A utilização das tecnologias Web 2.0 no contexto das organizações está na origem da criação, em 2006, do conceito Enterprise 2.0. O conceito emergiu do uso das tecnologias e aplicações da Web 2.0 nas organizações e das mudanças organizativas que acompanharam a inovação tecnológica. Sob esse conceito agrupa-se um conjunto de práticas de negócio que criam um ambiente colaborativo e interativo com o objetivo de permitir aos colaboradores, parceiros de negócio e clientes a produção e intercâmbio de conhecimento.

McAfee propõe o acrónimo SLATES (Search, Links, Authoring, Tags, Extensions, Signal)[2] como forma de diferenciar e classificar as diversas funcionalidades das tecnologias Web 2.0 e o seu potencial no contexto das organizações.

A capacidade de criação orgânica e descentralizada de estruturas organizacionais, que as tecnologias Web 2.0 potenciam, é uma poderosa e inovadora funcionalidade que diferencia as Organizações 2.0 das restantes. As plataformas tecnológicas da maioria das organizações foram construídas numa ótica centralizadora e estática da informação que disponibilizam.

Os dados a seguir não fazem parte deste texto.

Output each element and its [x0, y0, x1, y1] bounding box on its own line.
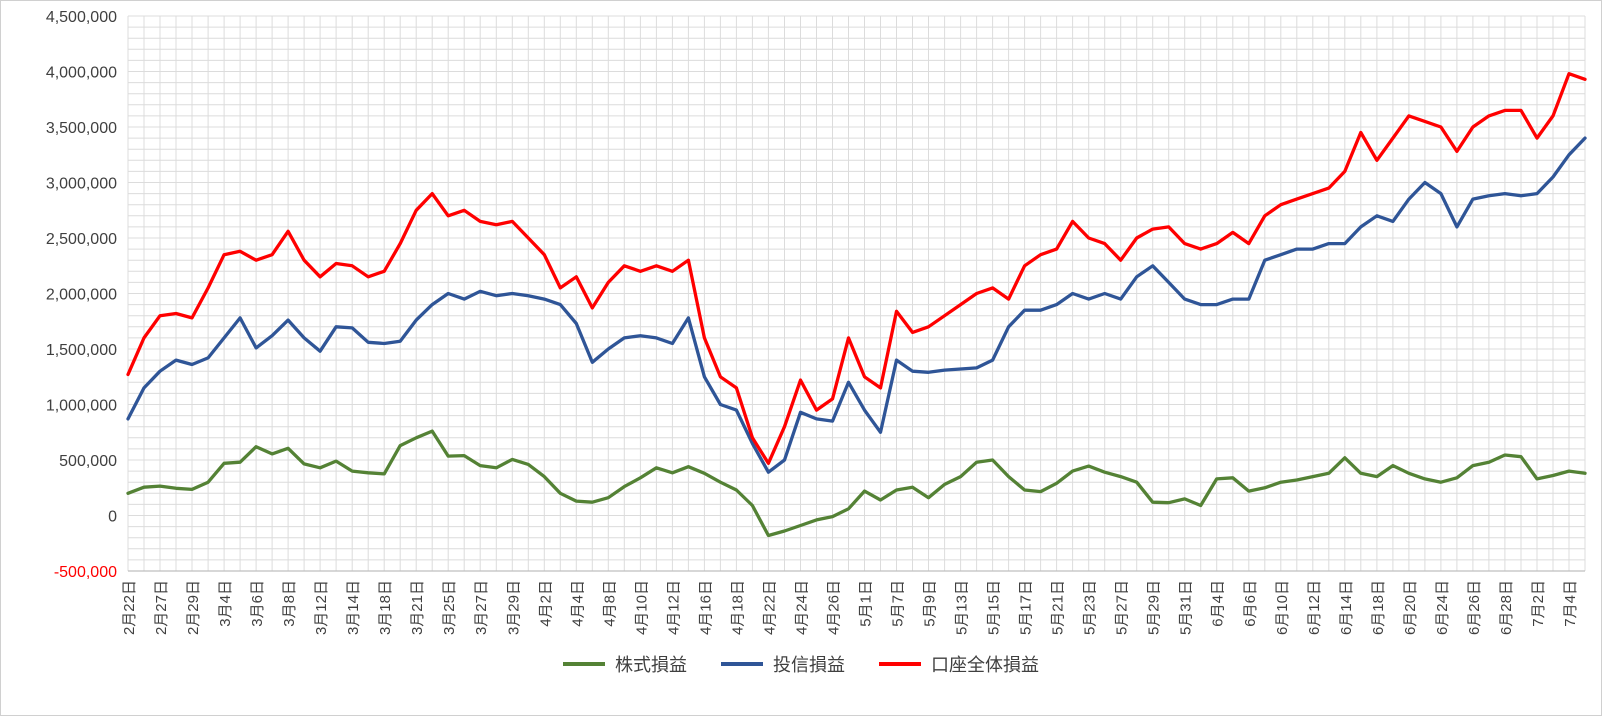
- svg-text:4月8日: 4月8日: [601, 580, 618, 627]
- svg-text:5月23日: 5月23日: [1082, 580, 1099, 635]
- svg-text:3月25日: 3月25日: [441, 580, 458, 635]
- svg-text:1,500,000: 1,500,000: [46, 342, 117, 359]
- legend-line-marker-account-total: [879, 662, 921, 666]
- svg-text:3月12日: 3月12日: [313, 580, 330, 635]
- svg-text:5月31日: 5月31日: [1178, 580, 1195, 635]
- svg-text:5月21日: 5月21日: [1050, 580, 1067, 635]
- svg-text:4月12日: 4月12日: [665, 580, 682, 635]
- svg-text:2,500,000: 2,500,000: [46, 231, 117, 248]
- svg-text:7月4日: 7月4日: [1562, 580, 1579, 627]
- svg-text:5月29日: 5月29日: [1146, 580, 1163, 635]
- svg-text:3月18日: 3月18日: [377, 580, 394, 635]
- legend-line-marker-stock: [563, 662, 605, 666]
- svg-text:3月27日: 3月27日: [473, 580, 490, 635]
- svg-text:4,500,000: 4,500,000: [46, 9, 117, 26]
- svg-text:2月22日: 2月22日: [121, 580, 138, 635]
- svg-text:4月10日: 4月10日: [633, 580, 650, 635]
- legend-line-marker-fund: [721, 662, 763, 666]
- svg-text:4月22日: 4月22日: [761, 580, 778, 635]
- svg-text:6月4日: 6月4日: [1210, 580, 1227, 627]
- svg-text:5月27日: 5月27日: [1114, 580, 1131, 635]
- svg-text:4月26日: 4月26日: [826, 580, 843, 635]
- svg-text:-500,000: -500,000: [54, 564, 117, 581]
- svg-text:4,000,000: 4,000,000: [46, 65, 117, 82]
- svg-text:5月1日: 5月1日: [858, 580, 875, 627]
- svg-text:3月4日: 3月4日: [217, 580, 234, 627]
- svg-text:5月17日: 5月17日: [1018, 580, 1035, 635]
- svg-text:6月28日: 6月28日: [1498, 580, 1515, 635]
- svg-text:3月14日: 3月14日: [345, 580, 362, 635]
- svg-text:500,000: 500,000: [59, 453, 117, 470]
- svg-text:4月16日: 4月16日: [697, 580, 714, 635]
- svg-text:0: 0: [108, 509, 117, 526]
- svg-text:5月9日: 5月9日: [922, 580, 939, 627]
- svg-text:3,500,000: 3,500,000: [46, 120, 117, 137]
- svg-text:3月6日: 3月6日: [249, 580, 266, 627]
- svg-text:3月29日: 3月29日: [505, 580, 522, 635]
- svg-text:6月12日: 6月12日: [1306, 580, 1323, 635]
- legend-label-account-total: 口座全体損益: [931, 655, 1039, 675]
- svg-text:6月14日: 6月14日: [1338, 580, 1355, 635]
- svg-text:6月6日: 6月6日: [1242, 580, 1259, 627]
- legend-item-account-total-pl[interactable]: 口座全体損益: [879, 651, 1039, 677]
- legend-item-stock-pl[interactable]: 株式損益: [563, 651, 687, 677]
- svg-text:2月27日: 2月27日: [153, 580, 170, 635]
- chart-legend: 株式損益 投信損益 口座全体損益: [1, 651, 1601, 677]
- svg-text:6月26日: 6月26日: [1466, 580, 1483, 635]
- svg-text:5月13日: 5月13日: [954, 580, 971, 635]
- svg-text:4月4日: 4月4日: [569, 580, 586, 627]
- legend-label-stock: 株式損益: [615, 655, 687, 675]
- svg-text:3,000,000: 3,000,000: [46, 176, 117, 193]
- svg-text:5月15日: 5月15日: [986, 580, 1003, 635]
- svg-text:4月18日: 4月18日: [729, 580, 746, 635]
- svg-text:6月20日: 6月20日: [1402, 580, 1419, 635]
- svg-text:4月24日: 4月24日: [794, 580, 811, 635]
- svg-text:5月7日: 5月7日: [890, 580, 907, 627]
- svg-text:3月8日: 3月8日: [281, 580, 298, 627]
- svg-text:4月2日: 4月2日: [537, 580, 554, 627]
- svg-text:2,000,000: 2,000,000: [46, 287, 117, 304]
- svg-text:7月2日: 7月2日: [1530, 580, 1547, 627]
- svg-text:2月29日: 2月29日: [185, 580, 202, 635]
- svg-text:6月10日: 6月10日: [1274, 580, 1291, 635]
- svg-text:1,000,000: 1,000,000: [46, 398, 117, 415]
- svg-text:6月18日: 6月18日: [1370, 580, 1387, 635]
- svg-text:6月24日: 6月24日: [1434, 580, 1451, 635]
- legend-label-fund: 投信損益: [773, 655, 845, 675]
- svg-text:3月21日: 3月21日: [409, 580, 426, 635]
- legend-item-fund-pl[interactable]: 投信損益: [721, 651, 845, 677]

O conceito de Organização Colaborativa 2.0, introduzido por Schafers em 2007, apesar de identificar alguns novos desenvolvimentos tecnológicos que potenciam novas formas de trabalho, não se centra na existência de novas tecnologias mas na forma como as pessoas usam a tecnologia para melhorar a forma como comunicam no contexto da organização e que, apesar do imenso potencial por explorar, estão a mudar de uma forma radical a forma de colaboração dentro das organizações.

As organizações que pretendam implementar o conceito 2.0 devem obedecer a duas regras práticas: 
  1. Garantir que as tecnologias e os sistemas que implementam são simples e fáceis de usar;
  2. Não impor aos utilizadores nenhum tipo de noções ou restrições sobre como devem proceder ou sobre como os resultados deve ser categorizado e estruturado. A tecnologia deve ser entendida como ferramentas através das quais essas estruturas e categorias emergirão naturalmente no decurso da utilização.


[1] A natureza das relações humanas foi explorada por Granovetter. Segundo ele os relacionamentos interpessoais em rede têm duas formas básicas; no centro da nossa rede de conhecimentos desenvolvemos laços fortes, baseados nos conhecimentos de trabalho, família e amigos e laços fracos que vão para além do nosso contexto direto, situam-se na periferia da nossa rede de relacionamentos estendendo-a para outros domínios.

[2] Search – A eficácia com que os utilizadores conseguem encontrar informação dispersa; Links – São importantes para a eficácia da procura na medida que fornecem uma estrutura orgânica para os conteúdos a qual é usada pelos motores de pesquisa; Authoring – Ferramentas que e potenciam a capacidade individual para criar conteúdos; Tags – Permitem criar um sistema descentralizado de categorização e validação dos conteúdos; Extensions – Permitem uma melhoria no resultado das pesquisas efectuadas; Signal – São tecnologias que permitem aos utilizadores agregar conteúdos de forma personalizada, juntando-lhe conhecimento próprio e criando novos conteúdos.